Convolutional Neural Networks (CNNs) are a special type of artificial neural network designed to process and analyze visual data. Unlike traditional neural networks, which treat images as a flat array of numbers, CNNs preserve spatial relationships between pixels. This ability makes them incredibly powerful for tasks like image classification, object detection, and facial recognition.

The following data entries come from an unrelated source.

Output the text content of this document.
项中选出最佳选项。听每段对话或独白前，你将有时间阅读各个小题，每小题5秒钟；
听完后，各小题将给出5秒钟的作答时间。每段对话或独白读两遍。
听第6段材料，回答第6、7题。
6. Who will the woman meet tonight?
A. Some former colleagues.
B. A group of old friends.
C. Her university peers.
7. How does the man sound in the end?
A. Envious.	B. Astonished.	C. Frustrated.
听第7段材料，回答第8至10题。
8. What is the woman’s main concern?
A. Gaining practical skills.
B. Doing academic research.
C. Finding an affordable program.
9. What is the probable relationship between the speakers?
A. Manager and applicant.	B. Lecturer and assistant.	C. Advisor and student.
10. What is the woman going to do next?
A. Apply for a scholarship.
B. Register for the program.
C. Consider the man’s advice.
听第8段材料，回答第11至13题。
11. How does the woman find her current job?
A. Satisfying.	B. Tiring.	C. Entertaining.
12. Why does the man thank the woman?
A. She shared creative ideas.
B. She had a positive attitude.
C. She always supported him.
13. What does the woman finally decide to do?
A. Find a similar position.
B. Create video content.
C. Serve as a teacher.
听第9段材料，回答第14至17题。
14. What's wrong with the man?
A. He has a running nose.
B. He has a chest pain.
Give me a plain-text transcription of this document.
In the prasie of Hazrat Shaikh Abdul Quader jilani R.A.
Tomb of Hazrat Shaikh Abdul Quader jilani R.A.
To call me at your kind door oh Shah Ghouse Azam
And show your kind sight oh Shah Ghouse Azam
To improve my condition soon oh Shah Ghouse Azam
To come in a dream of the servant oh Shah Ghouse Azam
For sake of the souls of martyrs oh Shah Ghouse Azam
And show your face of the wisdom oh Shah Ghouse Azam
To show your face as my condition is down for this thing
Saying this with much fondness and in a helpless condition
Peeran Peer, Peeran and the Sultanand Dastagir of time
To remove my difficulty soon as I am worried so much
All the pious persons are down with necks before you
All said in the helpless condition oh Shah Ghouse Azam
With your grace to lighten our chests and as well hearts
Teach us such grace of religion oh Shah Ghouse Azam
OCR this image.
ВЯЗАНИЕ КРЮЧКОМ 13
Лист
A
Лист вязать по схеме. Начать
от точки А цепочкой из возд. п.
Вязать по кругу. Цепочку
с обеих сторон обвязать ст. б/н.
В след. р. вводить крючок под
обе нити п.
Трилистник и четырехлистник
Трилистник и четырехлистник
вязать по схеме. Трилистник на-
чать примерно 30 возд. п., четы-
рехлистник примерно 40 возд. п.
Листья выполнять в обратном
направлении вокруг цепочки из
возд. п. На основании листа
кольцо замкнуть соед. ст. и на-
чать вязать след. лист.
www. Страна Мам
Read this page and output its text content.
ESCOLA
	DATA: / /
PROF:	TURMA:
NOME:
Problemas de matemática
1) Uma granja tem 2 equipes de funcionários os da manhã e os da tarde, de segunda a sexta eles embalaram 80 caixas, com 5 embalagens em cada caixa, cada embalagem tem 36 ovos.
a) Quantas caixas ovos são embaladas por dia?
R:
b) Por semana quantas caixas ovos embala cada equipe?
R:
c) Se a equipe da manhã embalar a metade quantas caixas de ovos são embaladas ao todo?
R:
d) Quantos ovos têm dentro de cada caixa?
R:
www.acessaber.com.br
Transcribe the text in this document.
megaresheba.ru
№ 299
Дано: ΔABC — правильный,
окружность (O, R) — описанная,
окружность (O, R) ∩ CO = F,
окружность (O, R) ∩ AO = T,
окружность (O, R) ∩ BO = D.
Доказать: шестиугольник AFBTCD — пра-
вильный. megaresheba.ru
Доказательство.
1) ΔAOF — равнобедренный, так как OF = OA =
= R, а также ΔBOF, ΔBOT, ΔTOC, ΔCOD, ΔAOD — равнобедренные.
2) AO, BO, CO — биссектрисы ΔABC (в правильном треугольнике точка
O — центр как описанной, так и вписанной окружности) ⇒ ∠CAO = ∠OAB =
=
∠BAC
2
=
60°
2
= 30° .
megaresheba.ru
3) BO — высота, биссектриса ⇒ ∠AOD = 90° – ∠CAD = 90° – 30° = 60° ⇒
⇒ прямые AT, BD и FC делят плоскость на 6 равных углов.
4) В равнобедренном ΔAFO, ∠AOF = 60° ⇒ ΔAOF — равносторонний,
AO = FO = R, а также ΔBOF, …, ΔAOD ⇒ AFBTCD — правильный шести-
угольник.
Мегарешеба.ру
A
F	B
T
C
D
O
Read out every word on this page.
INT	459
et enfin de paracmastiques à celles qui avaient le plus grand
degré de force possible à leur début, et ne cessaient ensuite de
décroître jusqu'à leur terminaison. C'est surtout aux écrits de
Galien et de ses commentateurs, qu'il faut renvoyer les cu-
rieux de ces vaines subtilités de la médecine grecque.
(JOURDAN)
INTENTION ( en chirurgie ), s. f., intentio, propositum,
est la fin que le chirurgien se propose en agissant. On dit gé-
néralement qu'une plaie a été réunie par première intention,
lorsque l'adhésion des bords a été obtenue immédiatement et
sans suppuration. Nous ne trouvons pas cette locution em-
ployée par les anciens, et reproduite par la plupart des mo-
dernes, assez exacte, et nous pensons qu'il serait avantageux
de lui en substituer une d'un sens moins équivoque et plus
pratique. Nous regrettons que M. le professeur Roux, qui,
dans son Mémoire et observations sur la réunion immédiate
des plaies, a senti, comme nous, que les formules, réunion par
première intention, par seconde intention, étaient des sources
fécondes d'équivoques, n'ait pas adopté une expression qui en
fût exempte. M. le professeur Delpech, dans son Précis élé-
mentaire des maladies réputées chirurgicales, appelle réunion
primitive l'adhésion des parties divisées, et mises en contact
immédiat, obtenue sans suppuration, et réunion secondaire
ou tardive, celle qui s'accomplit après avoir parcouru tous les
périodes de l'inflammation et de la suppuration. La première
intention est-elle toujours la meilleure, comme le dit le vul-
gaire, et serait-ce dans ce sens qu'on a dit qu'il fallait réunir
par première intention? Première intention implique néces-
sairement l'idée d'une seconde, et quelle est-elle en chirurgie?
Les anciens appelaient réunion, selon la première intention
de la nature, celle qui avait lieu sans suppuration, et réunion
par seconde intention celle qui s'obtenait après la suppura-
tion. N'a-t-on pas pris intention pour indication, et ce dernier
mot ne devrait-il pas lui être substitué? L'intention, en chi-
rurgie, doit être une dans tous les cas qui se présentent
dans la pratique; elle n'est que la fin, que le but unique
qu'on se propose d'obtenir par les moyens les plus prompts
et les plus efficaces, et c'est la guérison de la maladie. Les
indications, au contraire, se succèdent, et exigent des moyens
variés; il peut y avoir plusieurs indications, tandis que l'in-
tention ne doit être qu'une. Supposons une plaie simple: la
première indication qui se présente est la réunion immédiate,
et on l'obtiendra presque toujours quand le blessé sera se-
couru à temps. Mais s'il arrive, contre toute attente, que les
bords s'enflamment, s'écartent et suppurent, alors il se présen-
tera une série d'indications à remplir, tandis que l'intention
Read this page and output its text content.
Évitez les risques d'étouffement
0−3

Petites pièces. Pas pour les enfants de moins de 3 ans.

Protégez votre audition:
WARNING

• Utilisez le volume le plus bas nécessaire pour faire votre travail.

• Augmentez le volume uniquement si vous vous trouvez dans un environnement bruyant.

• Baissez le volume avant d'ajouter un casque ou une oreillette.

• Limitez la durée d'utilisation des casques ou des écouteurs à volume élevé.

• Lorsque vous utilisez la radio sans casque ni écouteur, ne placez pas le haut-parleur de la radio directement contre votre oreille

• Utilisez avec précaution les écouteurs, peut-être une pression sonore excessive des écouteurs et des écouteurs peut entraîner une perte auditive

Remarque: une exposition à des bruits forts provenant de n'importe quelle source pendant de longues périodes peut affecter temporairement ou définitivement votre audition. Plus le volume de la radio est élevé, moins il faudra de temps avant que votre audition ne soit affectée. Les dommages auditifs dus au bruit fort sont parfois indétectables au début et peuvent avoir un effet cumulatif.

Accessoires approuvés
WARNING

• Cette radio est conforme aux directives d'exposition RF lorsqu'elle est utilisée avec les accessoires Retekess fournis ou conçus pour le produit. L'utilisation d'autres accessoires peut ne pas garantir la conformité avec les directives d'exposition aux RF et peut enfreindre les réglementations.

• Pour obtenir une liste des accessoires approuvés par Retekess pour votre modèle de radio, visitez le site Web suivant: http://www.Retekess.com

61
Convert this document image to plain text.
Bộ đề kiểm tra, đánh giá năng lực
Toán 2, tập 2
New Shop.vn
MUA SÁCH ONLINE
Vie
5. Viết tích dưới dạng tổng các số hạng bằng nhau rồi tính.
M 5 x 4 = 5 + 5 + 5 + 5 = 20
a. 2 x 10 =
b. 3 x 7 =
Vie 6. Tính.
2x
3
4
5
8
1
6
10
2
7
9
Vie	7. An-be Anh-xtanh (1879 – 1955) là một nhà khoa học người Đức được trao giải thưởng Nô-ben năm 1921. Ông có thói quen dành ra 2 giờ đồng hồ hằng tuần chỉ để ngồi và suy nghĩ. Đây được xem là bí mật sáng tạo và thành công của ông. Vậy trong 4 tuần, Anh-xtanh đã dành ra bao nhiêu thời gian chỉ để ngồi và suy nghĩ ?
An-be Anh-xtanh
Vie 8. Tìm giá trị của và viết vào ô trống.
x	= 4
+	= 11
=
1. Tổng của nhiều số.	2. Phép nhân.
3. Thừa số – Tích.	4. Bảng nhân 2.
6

CNNs automatically learn important features without requiring manual engineering, making them highly effective in image recognition tasks.
What Have I Been Doing?
Recently, I’ve been exploring the basics of deep learning, particularly CNNs, to build an image classifier from scratch. So far, I have built sample CNNs and CNNs that work on different image classification, such as fruits and numbers. This journey has involved reading research papers, experimenting with datasets, and understanding how different CNN architectures impact performance. These datasets actually harbor much of the difficulty in this project as finding a large dataset with fine art counterfeits is not only niche, it is almost counterintuitive. While some of the underlying math and theory can be complex, the good news is that implementing CNNs has become much more accessible thanks to modern deep-learning frameworks. Thankfully, due to my mathematics coursework, much of the math and theory of CNNs are quite easy to understand.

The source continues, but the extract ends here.